Reservoir projects have submerged cultural sites of indigenous nations including the Nez Perce and Paiute and altered traditional fisheries central to tribes such as the Yakama Nation and Hopi. Large impoundments change river temperature regimes and sediment transport, affecting species in systems like the Columbia River and the Colorado River; mitigation and restoration efforts involve agencies including the National Marine Fisheries Service and conservation organizations such as the Sierra Club and The Nature Conservancy. Social impacts include displacement from projects like those associated with the Tennessee Valley Authority and legal disputes resolved through mechanisms like interstate compacts and litigation in federal courts including the U.S. Supreme Court.

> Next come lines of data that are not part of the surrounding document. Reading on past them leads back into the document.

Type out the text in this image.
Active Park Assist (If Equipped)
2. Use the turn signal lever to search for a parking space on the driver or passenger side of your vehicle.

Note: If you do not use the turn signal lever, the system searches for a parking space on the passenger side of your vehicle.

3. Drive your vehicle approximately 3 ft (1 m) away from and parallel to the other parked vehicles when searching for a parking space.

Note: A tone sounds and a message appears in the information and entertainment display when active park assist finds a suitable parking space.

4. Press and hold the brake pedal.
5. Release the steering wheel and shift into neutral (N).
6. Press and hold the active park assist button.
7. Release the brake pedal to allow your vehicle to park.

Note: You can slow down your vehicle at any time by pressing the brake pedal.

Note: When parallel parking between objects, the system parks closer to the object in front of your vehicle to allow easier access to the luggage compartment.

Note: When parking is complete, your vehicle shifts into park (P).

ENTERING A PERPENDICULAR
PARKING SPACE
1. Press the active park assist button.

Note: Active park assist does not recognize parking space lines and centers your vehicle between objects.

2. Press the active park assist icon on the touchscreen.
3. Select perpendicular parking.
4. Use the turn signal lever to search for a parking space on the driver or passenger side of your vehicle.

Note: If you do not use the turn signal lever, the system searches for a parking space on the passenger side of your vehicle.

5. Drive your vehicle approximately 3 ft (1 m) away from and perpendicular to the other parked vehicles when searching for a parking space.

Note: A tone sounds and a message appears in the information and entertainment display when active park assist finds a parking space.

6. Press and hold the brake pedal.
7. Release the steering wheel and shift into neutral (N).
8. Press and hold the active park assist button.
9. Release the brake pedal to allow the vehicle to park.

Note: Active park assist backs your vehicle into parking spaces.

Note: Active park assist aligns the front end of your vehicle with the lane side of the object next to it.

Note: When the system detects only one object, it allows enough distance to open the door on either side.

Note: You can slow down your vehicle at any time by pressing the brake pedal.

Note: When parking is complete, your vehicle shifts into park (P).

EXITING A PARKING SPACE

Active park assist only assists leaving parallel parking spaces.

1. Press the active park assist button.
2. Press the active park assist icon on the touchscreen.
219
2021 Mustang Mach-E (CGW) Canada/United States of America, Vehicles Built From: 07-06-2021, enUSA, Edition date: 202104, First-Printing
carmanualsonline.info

Reservoir management is coordinated through a mix of federal authorities—U.S. Bureau of Reclamation, U.S. Army Corps of Engineers, Federal Energy Regulatory Commission—state agencies such as the California State Water Resources Control Board and regional entities like the Central Arizona Project and municipal utilities including Los Angeles Department of Water and Power. Policy debates engage stakeholders including state governors, tribal governments such as the Confederated Tribes of the Colville Reservation, environmental NGOs like the Natural Resources Defense Council, agricultural interests represented by groups such as the American Farm Bureau Federation, and energy producers regulated by the Federal Energy Regulatory Commission. Contemporary management emphasizes adaptive allocation under shortages, drought contingency plans such as the Drought Contingency Plan for the Colorado River Basin, and integrated watershed approaches promoted by the U.S. Environmental Protection Agency and interagency collaboratives.